For the OpenHCL settings model (StorageController, Lun, PhysicalDevice), see Storage Translation and Storage Configuration Model.
Backend catalog
| Backend | Crate | Wraps | Platform | Note |
|---|---|---|---|---|
| FileDisk | disk_file | Host file | Cross-platform | Simplest backend |
| Vhd1Disk | disk_vhd1 | VHD1 fixed file | Cross-platform | Parses VHD footer |
| VhdmpDisk | disk_vhdmp | Windows vhdmp driver | Windows | Dynamic/differencing VHD/VHDX |
| BlobDisk | disk_blob | HTTP / Azure Blob | Cross-platform | Read-only, HTTP range requests |
| BlockDeviceDisk | disk_blockdevice | Linux block device | Linux | io_uring, resize via uevent, PR passthrough |
| NvmeDisk | disk_nvme | Physical NVMe (VFIO) | Linux/Windows | User-mode NVMe driver, resize via AEN |
| StripedDisk | disk_striped | Multiple Disks | Cross-platform | Data striping |
Online disk resize
Disk resize is a cross-cutting concern that spans backends and frontends.
Backend detection
Only two backends detect capacity changes at runtime:
- BlockDeviceDisk — listens for Linux uevent notifications on the block device. When the host resizes the device, a uevent fires, the backend re-queries the size via ioctl, and
wait_resizecompletes. - NvmeDisk — the user-mode NVMe driver monitors Async Event Notifications (AEN) from the physical controller and rescans namespace capacity.

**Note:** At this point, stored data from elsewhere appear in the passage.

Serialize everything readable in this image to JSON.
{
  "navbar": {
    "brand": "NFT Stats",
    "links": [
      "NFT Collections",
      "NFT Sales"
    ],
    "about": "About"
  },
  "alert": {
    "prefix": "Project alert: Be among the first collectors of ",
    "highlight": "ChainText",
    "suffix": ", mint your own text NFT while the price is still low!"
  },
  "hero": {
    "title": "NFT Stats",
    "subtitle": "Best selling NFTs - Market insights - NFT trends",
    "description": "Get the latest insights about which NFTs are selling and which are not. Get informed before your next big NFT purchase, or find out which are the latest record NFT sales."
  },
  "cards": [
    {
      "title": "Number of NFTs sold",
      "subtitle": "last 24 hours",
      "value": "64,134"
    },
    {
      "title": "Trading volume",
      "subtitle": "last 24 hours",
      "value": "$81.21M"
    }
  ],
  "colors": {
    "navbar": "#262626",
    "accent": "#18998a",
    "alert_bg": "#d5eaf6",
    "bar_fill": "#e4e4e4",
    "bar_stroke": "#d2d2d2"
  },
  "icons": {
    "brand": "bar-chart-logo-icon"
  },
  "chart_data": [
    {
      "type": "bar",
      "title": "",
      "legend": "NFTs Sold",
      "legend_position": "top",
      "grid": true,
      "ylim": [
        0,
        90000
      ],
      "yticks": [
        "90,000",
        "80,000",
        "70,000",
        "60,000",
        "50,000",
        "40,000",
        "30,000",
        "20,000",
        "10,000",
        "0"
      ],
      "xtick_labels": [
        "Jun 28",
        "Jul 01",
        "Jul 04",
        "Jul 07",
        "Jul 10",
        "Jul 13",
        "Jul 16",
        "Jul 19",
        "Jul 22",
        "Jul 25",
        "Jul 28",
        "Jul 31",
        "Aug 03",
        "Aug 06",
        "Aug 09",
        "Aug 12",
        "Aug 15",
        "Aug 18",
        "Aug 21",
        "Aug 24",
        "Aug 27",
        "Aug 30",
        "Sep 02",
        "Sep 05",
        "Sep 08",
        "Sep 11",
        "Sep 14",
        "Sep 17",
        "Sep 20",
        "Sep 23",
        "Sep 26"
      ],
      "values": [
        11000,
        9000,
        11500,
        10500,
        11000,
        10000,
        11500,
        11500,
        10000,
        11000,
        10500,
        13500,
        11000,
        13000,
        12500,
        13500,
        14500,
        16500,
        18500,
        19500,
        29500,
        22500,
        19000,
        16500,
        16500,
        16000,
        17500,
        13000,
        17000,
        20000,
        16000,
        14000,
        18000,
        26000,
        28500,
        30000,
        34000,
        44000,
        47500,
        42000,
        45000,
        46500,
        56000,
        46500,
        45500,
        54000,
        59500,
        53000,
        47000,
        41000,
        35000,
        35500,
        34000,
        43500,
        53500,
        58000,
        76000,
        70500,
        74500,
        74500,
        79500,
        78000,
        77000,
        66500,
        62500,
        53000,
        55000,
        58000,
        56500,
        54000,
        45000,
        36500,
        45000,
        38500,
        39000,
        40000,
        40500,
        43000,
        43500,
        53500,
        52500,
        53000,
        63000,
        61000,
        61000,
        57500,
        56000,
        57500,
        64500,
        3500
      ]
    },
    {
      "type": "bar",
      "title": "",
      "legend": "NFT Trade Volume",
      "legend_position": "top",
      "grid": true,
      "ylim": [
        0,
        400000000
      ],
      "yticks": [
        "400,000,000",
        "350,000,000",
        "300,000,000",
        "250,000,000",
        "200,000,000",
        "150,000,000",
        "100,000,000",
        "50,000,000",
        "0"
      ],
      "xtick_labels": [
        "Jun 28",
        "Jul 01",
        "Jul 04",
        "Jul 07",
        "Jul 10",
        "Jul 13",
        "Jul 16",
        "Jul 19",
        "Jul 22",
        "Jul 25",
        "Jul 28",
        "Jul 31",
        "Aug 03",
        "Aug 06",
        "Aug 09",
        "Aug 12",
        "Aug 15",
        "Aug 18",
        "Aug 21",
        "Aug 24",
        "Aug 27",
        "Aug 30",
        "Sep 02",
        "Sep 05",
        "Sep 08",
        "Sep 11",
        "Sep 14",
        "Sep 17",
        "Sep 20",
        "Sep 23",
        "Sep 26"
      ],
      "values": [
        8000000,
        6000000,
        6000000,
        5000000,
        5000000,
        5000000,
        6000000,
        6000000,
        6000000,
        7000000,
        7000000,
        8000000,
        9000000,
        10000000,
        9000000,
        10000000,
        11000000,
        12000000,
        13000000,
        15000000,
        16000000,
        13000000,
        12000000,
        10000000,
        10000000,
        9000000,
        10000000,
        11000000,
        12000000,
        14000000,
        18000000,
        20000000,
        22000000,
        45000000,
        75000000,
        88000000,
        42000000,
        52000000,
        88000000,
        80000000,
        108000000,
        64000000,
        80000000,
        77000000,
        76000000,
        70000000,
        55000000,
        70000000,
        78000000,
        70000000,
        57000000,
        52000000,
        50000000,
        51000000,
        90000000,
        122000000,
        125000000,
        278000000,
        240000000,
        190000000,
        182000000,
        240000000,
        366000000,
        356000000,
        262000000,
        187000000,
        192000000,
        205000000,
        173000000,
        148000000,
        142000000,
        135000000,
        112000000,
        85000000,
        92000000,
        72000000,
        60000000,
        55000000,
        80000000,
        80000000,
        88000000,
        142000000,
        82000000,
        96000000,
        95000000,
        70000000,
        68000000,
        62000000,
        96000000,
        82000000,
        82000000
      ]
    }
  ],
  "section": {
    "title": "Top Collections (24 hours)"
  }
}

All other backends default to never signaling (wait_resize returns pending()). Decorators and layered disks delegate wait_resize to the inner backend.
FileDisk never signals resize. If you attach a file backend and resize the file at runtime, nothing happens — the guest won't be notified. Use BlockDeviceDisk or NvmeDisk for runtime resize.
Frontend notification
Once a backend detects a resize, the frontend notifies the guest:
| Frontend | Mechanism | How it works |
|---|---|---|
| NVMe | Async Event Notification | Background task per namespace calls wait_resize. On change, completes a queued AER command with a changed-namespace-list log page. Guest re-identifies the namespace. |
| StorVSP / SCSI | UNIT_ATTENTION | On the next SCSI command after a resize, SimpleScsiDisk detects the capacity change and returns CHECK_CONDITION with UNIT_ATTENTION / CAPACITY_DATA_CHANGED. Guest retries and re-reads capacity. |
| IDE | Not supported | IDE has no capacity-change notification mechanism. |
The resize path is the same in OpenHCL and standalone — BlockDeviceDisk detects the uevent from the host, wait_resize completes, and the frontend notifies the guest through the standard mechanism. No special paravisor-level interception.
Virtual optical / DVD
DVD and CD-ROM drives use a different model from disk devices.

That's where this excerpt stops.